Crossroads: High School Curriculum
Unit VII: "What, Then, Is This American?" ca. 1865-1900

Lesson 2


Contents

Major Concepts

Objectives

Suggested lesson/activities



Major Concepts:

The rising tide of westward expansion shattered Indian civilizations in the American West, and gave rise to a thriving frontier civilization composed of such people as miners, cattlemen, and homesteaders.

Objectives: The student will be able to:

  1. Describe the relationship among miners, cattlemen, homesteaders, and the American Indians in the latter quarter of the nineteenth century.

  2. Summarize the effect the above relationships had on each of the groups.

Suggested lesson/ activities:

This is not to be considered a lesson in the usual sense of using a single class period or set of periods. It is a long-term activity, which may very well extend throughout this unit and into the next. Having studied American history in middle school, students should have a fairly good grasp of western expansion, at least from a descriptive point of view. The intent of this lesson is to integrate the study of American history with that of literature, using the American novel as the vehicle. This activity would work best if the social studies and English teachers could collaborate during this unit.

  1. Read aloud the opening pages of Book I of Willa Cather's My çntonia. (If there is a student who is an excellent oral reader/storyteller in the class, this is a good opportunity for him or her to assist the teacher in introducing a lesson.)
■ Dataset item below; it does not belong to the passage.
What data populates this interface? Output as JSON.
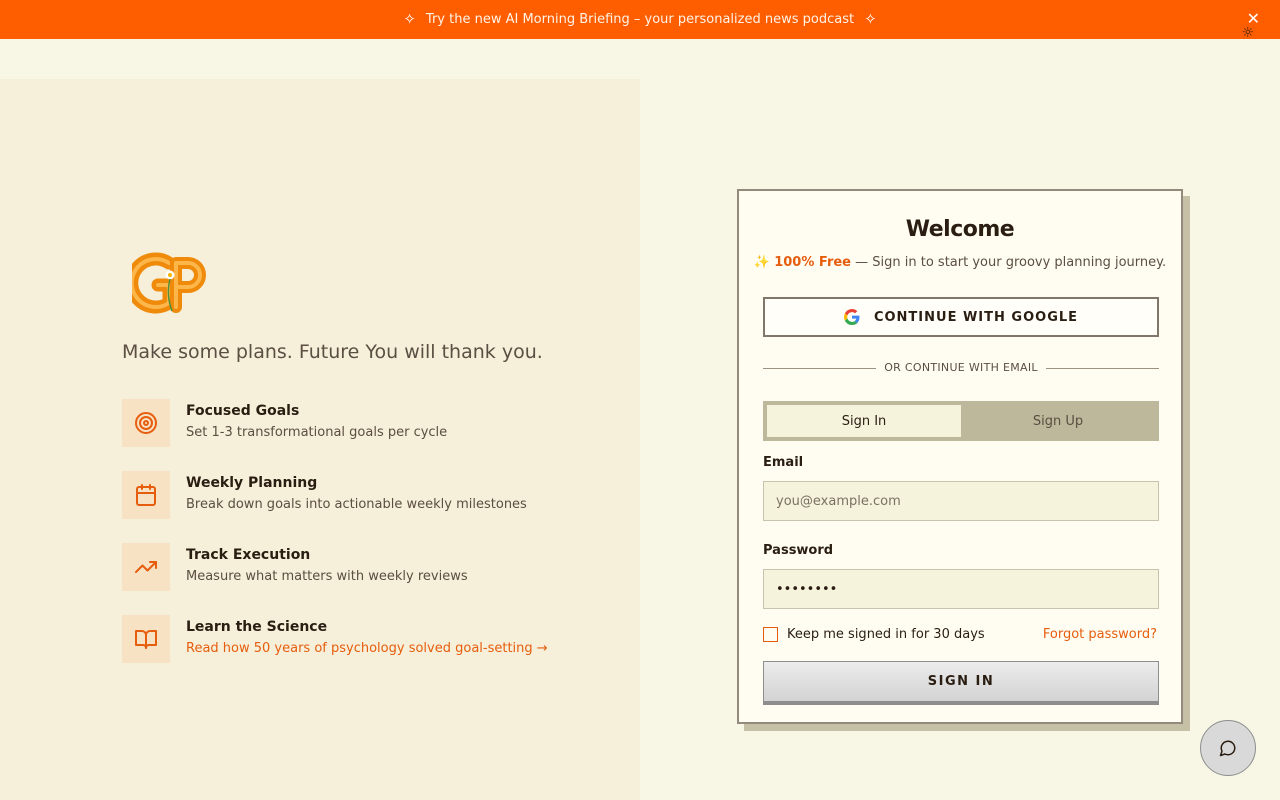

  2. Inform the students that My çntonia is one of several books written by Willa Cather describing the life of the western pioneers. In discussion with students, recall the information from the novel about the West in the late 1800s:

    Train travel from Virginia to western Nebraska; a Virginia boy and his family's hired hand are moving due to the death of the boy's parents and the hired hand's employer; ranch-wagon trip from the train station to the farm house of relatives; a Czech family, immigrants from Europe, speaking no English; signs of ethnic prejudice; vastness and difference in Western topography; "hawkers" on train travel.

  3. Explain to the students in a mini-lecture that changes were taking place in the American West just as they were in the cities between 1865 and 1900. Note the break-up of Indian civilizations and the role of the federal government in that process as well as the influx of homesteaders, cattlemen, and miners, all moving to the West for different (sometimes clashing) reasons.

  4. Distribute the assignment sheet "Reading Historical Novels" and explain that this is a long-term assignment with the finished product becoming a resource for their media center. [Teacher note: This assignment is one which, like many others in this curriculum, is an authentic assessment built into the lesson itself.]

  5. If time permits in this introductory lesson, read the last two pages of My Antonia.